At ~80% of present solar luminosity collision of small, thick, highly buoyant Archean shield areas embedded in a buoyant oceanic lithosphere may have triggered the ~2.7 Ga glaciation. However, Paleo- and Mesoproterozoic ductile collisions between Archean shields cushioned by thinner, less buoyant Proterozoic greenstone belts and still-thick (>20 km), buoyant ocean crust were not sufficient to orogenically induce glaciation. Alternatively, a thermally domed “plateau” supercontinent at ~90% of present solar luminosity may have exposed sufficient silicate rock to stimulate the 2.3 Ga glaciation. The demise of BIFs at ~2 Ga led to iron-limited productivity in the sulfidic “Canfield” ocean that may have prevented sufficient organic carbon burial to initiate glaciation on the mostly drowned continents.

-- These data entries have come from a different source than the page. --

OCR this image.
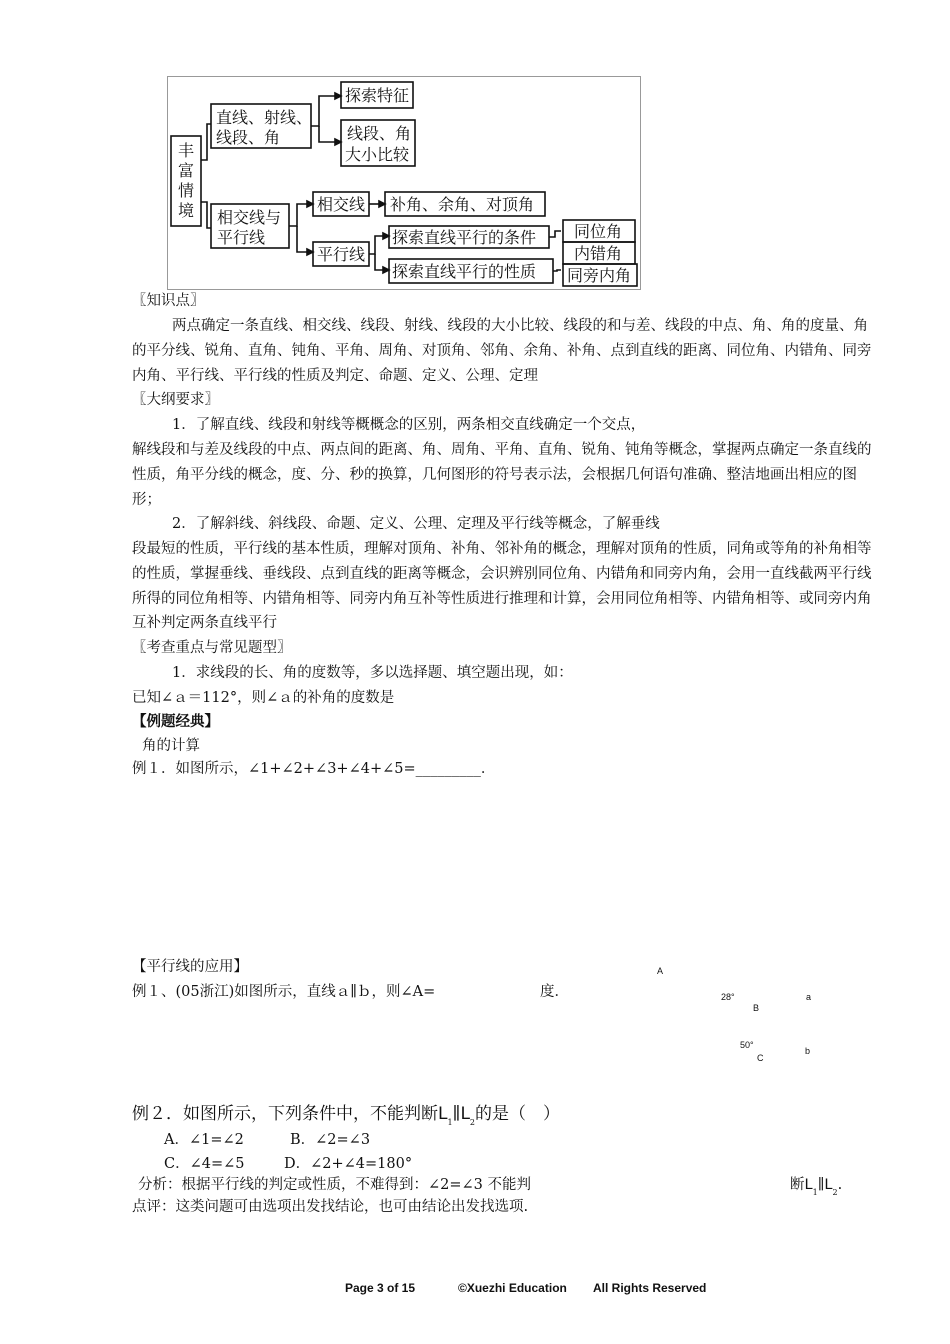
丰
富
情
境
直线、射线、
线段、角
探索特征
线段、角
大小比较
相交线与
平行线
相交线 补角、余角、对顶角
平行线
探索直线平行的条件
探索直线平行的性质
同位角
内错角
同旁内角
〖知识点〗
两点确定一条直线、相交线、线段、射线、线段的大小比较、线段的和与差、线段的中点、角、角的度量、角的平分线、锐角、直角、钝角、平角、周角、对顶角、邻角、余角、补角、点到直线的距离、同位角、内错角、同旁内角、平行线、平行线的性质及判定、命题、定义、公理、定理
〖大纲要求〗
1．了解直线、线段和射线等概概念的区别，两条相交直线确定一个交点，
解线段和与差及线段的中点、两点间的距离、角、周角、平角、直角、锐角、钝角等概念，掌握两点确定一条直线的性质，角平分线的概念，度、分、秒的换算，几何图形的符号表示法，会根据几何语句准确、整洁地画出相应的图形；
2．了解斜线、斜线段、命题、定义、公理、定理及平行线等概念，了解垂线
段最短的性质，平行线的基本性质，理解对顶角、补角、邻补角的概念，理解对顶角的性质，同角或等角的补角相等的性质，掌握垂线、垂线段、点到直线的距离等概念，会识辨别同位角、内错角和同旁内角，会用一直线截两平行线所得的同位角相等、内错角相等、同旁内角互补等性质进行推理和计算，会用同位角相等、内错角相等、或同旁内角互补判定两条直线平行
〖考查重点与常见题型〗
1．求线段的长、角的度数等，多以选择题、填空题出现，如：
已知∠ａ＝112°，则∠ａ的补角的度数是
【例题经典】
角的计算
例１．如图所示，∠1+∠2+∠3+∠4+∠5=_________．
【平行线的应用】
例１、(05浙江)如图所示，直线ａ∥ｂ，则∠A=	度．
A
28°
B
a
50°
C
b
例２．如图所示，下列条件中，不能判断$L_1\parallel L_2$的是（　）
A．∠1=∠2	B．∠2=∠3
C．∠4=∠5	D．∠2+∠4=180°
分析：根据平行线的判定或性质，不难得到：∠2=∠3 不能判	断$L_1\parallel L_2$.
点评：这类问题可由选项出发找结论，也可由结论出发找选项.
Page 3 of 15	©Xuezhi Education All Rights Reserved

A change in the nature of ophilites indicates thinning of ocean crust and increasing density of the oceanic lithosphere that initiated slab pull at ~1 Ga. Deepened oceans could have increased global land area from <10% to >20%. Increased land area alone could potentially halve atmospheric greenhouse gas and lower average global temperature by at least 10°C. The onset of more brittle continent-continent collisions resulting from a much less buyoant oceanic lithosphere likely increased the climatic potency of orogenies. The consequent explosion in productivity and organic C burial furthered the intensity of Neoproterozoic glaciation.